A vetoração necropolítica da gestão pública da pandemia nas prisões fica evidente quando verificamos as medidas adotadas pelos Poderes da República acerca do tema. A Portaria Interministerial 7, do Ministério da Justiça e Segurança Pública e do Ministério da Saúde, veio à luz logo no início da pandemia, trazendo orientações técnicas aos gestores do sistema. Uma mera leitura superficial demonstra que a portaria é totalmente alheia à realidade dos presídios. Recomenda-se o isolamento, com cortinas ou marcações no chão, de pessoas que apresentem sintomas compatíveis com a COVID-19, guardando um espaço de dois metros entre cada uma. Ocorre que é absolutamente impossível, no sistema prisional brasileiro, evitar que os presos e as presas fiquem a menos de dois metros de distância. A portaria também nada diz sobre casos assintomáticos ou testagem na inclusão, e não traz nenhuma resposta acerca da forma de identificação dos sintomas, eis que dois terços dos estabelecimentos prisionais não contam com equipe mínima de saúde.

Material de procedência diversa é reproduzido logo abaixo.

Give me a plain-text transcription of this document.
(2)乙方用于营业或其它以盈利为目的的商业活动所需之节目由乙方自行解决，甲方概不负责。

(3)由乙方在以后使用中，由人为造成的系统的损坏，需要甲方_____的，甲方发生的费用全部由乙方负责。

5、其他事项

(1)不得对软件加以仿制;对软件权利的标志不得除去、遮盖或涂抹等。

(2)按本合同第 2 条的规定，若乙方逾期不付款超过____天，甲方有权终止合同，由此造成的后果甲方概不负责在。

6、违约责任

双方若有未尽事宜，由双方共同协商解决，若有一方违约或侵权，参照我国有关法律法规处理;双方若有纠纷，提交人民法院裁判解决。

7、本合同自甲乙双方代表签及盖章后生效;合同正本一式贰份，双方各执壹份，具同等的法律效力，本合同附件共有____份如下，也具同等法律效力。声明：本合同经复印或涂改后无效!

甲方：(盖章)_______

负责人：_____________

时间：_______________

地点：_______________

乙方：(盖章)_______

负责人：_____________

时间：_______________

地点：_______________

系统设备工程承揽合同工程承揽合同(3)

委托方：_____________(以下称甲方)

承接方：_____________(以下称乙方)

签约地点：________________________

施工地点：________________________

Evidentemente, a referida portaria não vem sendo cumprida, por sua inexequibilidade. Ato contínuo, a “solução” apresentada pelo Departamento Penitenciário Nacional (DEPEN) foi a proposta de que pessoas idosas e com comorbidades fossem colocadas em contêineres. O DEPEN encaminhou ao Conselho Nacional de Política Criminal e Penitenciária ofício requerendo a alteração da Resolução 9/2011, que trata de arquitetura prisional, com o objetivo de auferir permissão para encarcerar em instalações do tipo contêiner. Atendendo a pressões da sociedade civil, o CNPCP afastou a possibilidade de regulamentação do aprisionamento de pessoas em recipientes de carga, mas optou por flexibilizar as normas de arquitetura prisional, permitindo a criação de espaços precarizados para a alocação de pessoas insertas no grupo de risco para complicações da COVID-19.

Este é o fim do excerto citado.